La medida, anunciada por De la Espriella el 23 de agosto durante un consejo de seguridad en Barranquilla, plantea la realización de operativos coordinados entre Migración Colombia y la Policía Nacional para abordar la situación de los migrantes irregulares. Sin embargo, la funcionaria aclaró, mediante un mensaje publicado en la red social X el 10 de septiembre, que es necesario garantizar el respeto a los derechos humanos de todas las personas, independientemente de su situación legal en el país.

“Aquí una precisión: hay que garantizar los derechos humanos de todas las personas, también las migrantes, independientemente de la situación jurídica en la regularización en el país”, escribió Marín, reiterando que la irregularidad en la situación migratoria no debe ser tratada como un delito penal sino como una infracción administrativa que debe tramitarse por las vías correspondientes.

La defensora también apoyó los esfuerzos del Gobierno para combatir la criminalidad, uno de los principales retos de la administración de De la Espriella, pero destacó que las acciones de persecución del delito no pueden fundamentarse en el origen nacional de las personas. De esta manera, subrayó que perseguir a un grupo por su nacionalidad constituye un acto de xenofobia que puede generar estigmatización y discriminación.

Marín hizo hincapié en la situación particular de la migración venezolana, que mantiene una presencia sostenida en Colombia y que, según proyecciones de la Agencia de la ONU para los Refugiados (ACNUR), podría superar los tres millones de personas residiendo en el país para 2025. En este sentido, recordó que muchas personas migrantes pueden requerir protección internacional debido a persecuciones políticas o condiciones socioeconómicas extremas que motivaron su llegada a Colombia.
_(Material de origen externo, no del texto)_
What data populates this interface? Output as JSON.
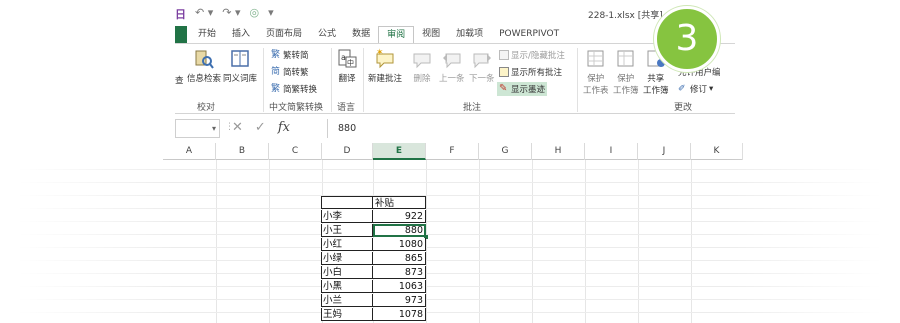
{
  "window": {
    "title": "228-1.xlsx  [共享] - Excel",
    "qat": {
      "app_mark": "日",
      "undo": "↶ ▾",
      "redo": "↷ ▾",
      "touch": "◎",
      "customize": "▾"
    }
  },
  "tabs": [
    {
      "label": "开始"
    },
    {
      "label": "插入"
    },
    {
      "label": "页面布局"
    },
    {
      "label": "公式"
    },
    {
      "label": "数据"
    },
    {
      "label": "审阅"
    },
    {
      "label": "视图"
    },
    {
      "label": "加载项"
    },
    {
      "label": "POWERPIVOT"
    }
  ],
  "ribbon": {
    "proofing": {
      "label": "校对",
      "research": "信息检索",
      "thesaurus": "同义词库",
      "stub": "查"
    },
    "chinese": {
      "label": "中文简繁转换",
      "t2s": "繁转简",
      "s2t": "简转繁",
      "convert": "简繁转换"
    },
    "language": {
      "label": "语言",
      "translate": "翻译"
    },
    "comments": {
      "label": "批注",
      "new": "新建批注",
      "delete": "删除",
      "prev": "上一条",
      "next": "下一条",
      "toggle": "显示/隐藏批注",
      "show_all": "显示所有批注",
      "ink": "显示墨迹"
    },
    "changes": {
      "label": "更改",
      "protect_sheet": [
        "保护",
        "工作表"
      ],
      "protect_book": [
        "保护",
        "工作簿"
      ],
      "share": [
        "共享",
        "工作簿"
      ],
      "allow_edit": "允许用户编",
      "track": "修订",
      "protect_share_stub": "共享"
    }
  },
  "formula_bar": {
    "name_box": "",
    "cancel": "✕",
    "enter": "✓",
    "fx": "fx",
    "value": "880"
  },
  "columns": [
    "A",
    "B",
    "C",
    "D",
    "E",
    "F",
    "G",
    "H",
    "I",
    "J",
    "K"
  ],
  "selected_column": "E",
  "table": {
    "header": "补贴",
    "rows": [
      {
        "name": "小李",
        "value": "922"
      },
      {
        "name": "小王",
        "value": "880"
      },
      {
        "name": "小红",
        "value": "1080"
      },
      {
        "name": "小绿",
        "value": "865"
      },
      {
        "name": "小白",
        "value": "873"
      },
      {
        "name": "小黑",
        "value": "1063"
      },
      {
        "name": "小兰",
        "value": "973"
      },
      {
        "name": "王妈",
        "value": "1078"
      }
    ]
  },
  "step_badge": "3",
  "colors": {
    "excel_green": "#217346",
    "badge_green": "#86c440",
    "highlight": "#cde6d4"
  }
}
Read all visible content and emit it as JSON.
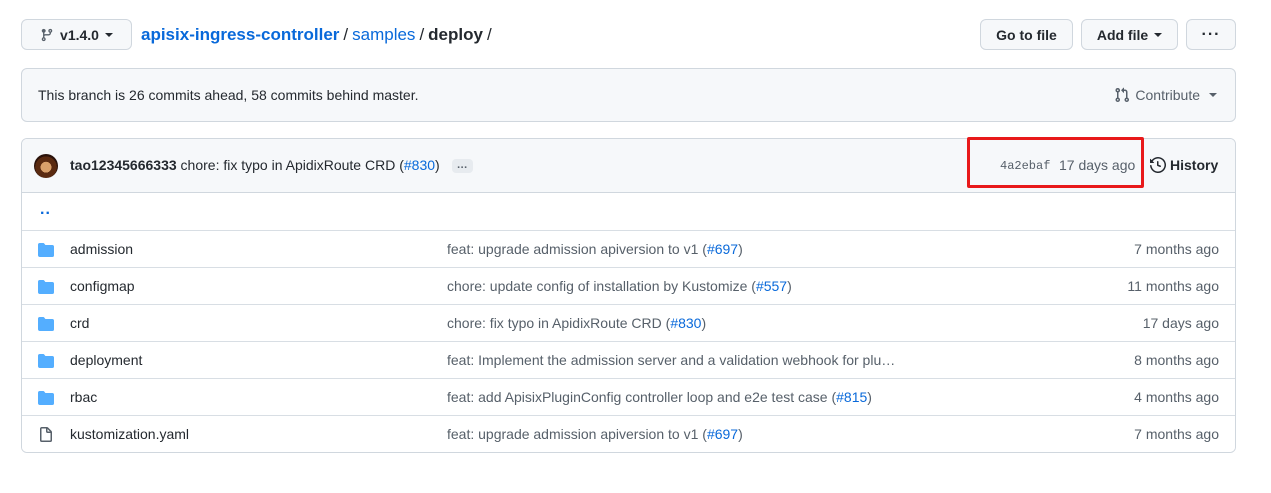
{
  "header": {
    "branch_label": "v1.4.0",
    "repo": "apisix-ingress-controller",
    "path": [
      {
        "label": "samples"
      },
      {
        "label": "deploy"
      }
    ],
    "separator": "/",
    "goto_file_label": "Go to file",
    "add_file_label": "Add file",
    "more_label": "···"
  },
  "branch_status": {
    "message": "This branch is 26 commits ahead, 58 commits behind master.",
    "contribute_label": "Contribute"
  },
  "latest_commit": {
    "author": "tao12345666333",
    "message_prefix": "chore: fix typo in ApidixRoute CRD (",
    "pr": "#830",
    "message_suffix": ")",
    "ellipsis": "…",
    "sha": "4a2ebaf",
    "age": "17 days ago",
    "history_label": "History"
  },
  "updir": "..",
  "files": [
    {
      "name": "admission",
      "type": "folder",
      "msg_prefix": "feat: upgrade admission apiversion to v1 (",
      "pr": "#697",
      "msg_suffix": ")",
      "age": "7 months ago"
    },
    {
      "name": "configmap",
      "type": "folder",
      "msg_prefix": "chore: update config of installation by Kustomize (",
      "pr": "#557",
      "msg_suffix": ")",
      "age": "11 months ago"
    },
    {
      "name": "crd",
      "type": "folder",
      "msg_prefix": "chore: fix typo in ApidixRoute CRD (",
      "pr": "#830",
      "msg_suffix": ")",
      "age": "17 days ago"
    },
    {
      "name": "deployment",
      "type": "folder",
      "msg_prefix": "feat: Implement the admission server and a validation webhook for plu…",
      "pr": "",
      "msg_suffix": "",
      "age": "8 months ago"
    },
    {
      "name": "rbac",
      "type": "folder",
      "msg_prefix": "feat: add ApisixPluginConfig controller loop and e2e test case (",
      "pr": "#815",
      "msg_suffix": ")",
      "age": "4 months ago"
    },
    {
      "name": "kustomization.yaml",
      "type": "file",
      "msg_prefix": "feat: upgrade admission apiversion to v1 (",
      "pr": "#697",
      "msg_suffix": ")",
      "age": "7 months ago"
    }
  ],
  "colors": {
    "link": "#0969da",
    "folder": "#54aeff",
    "highlight": "#e8191a"
  }
}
Además, la funcionaria señaló no contar con documentos oficiales que respalden la solicitud presidencial, pero instó a que cualquier actuación estatal relacionada con la migración respete las garantías y derechos humanos de los migrantes, evitando la confusión entre la irregularidad migratoria y la comisión de delitos.

Las declaraciones de la Defensora del Pueblo surgen en medio de un contexto en el que las autoridades colombianas priorizarán operativos contra extranjeros presuntamente vinculados a actividades delictivas, seguidos de acciones dirigidas a quienes no han regularizado su permanencia en el país.

La posición oficial de Iris Marín pone en relieve la necesidad de equilibrar la seguridad nacional con la protección de los derechos humanos, promoviendo un enfoque legal adecuado para el manejo de la migración irregular que evite estigmatizaciones y garantice el respeto a los derechos fundamentales.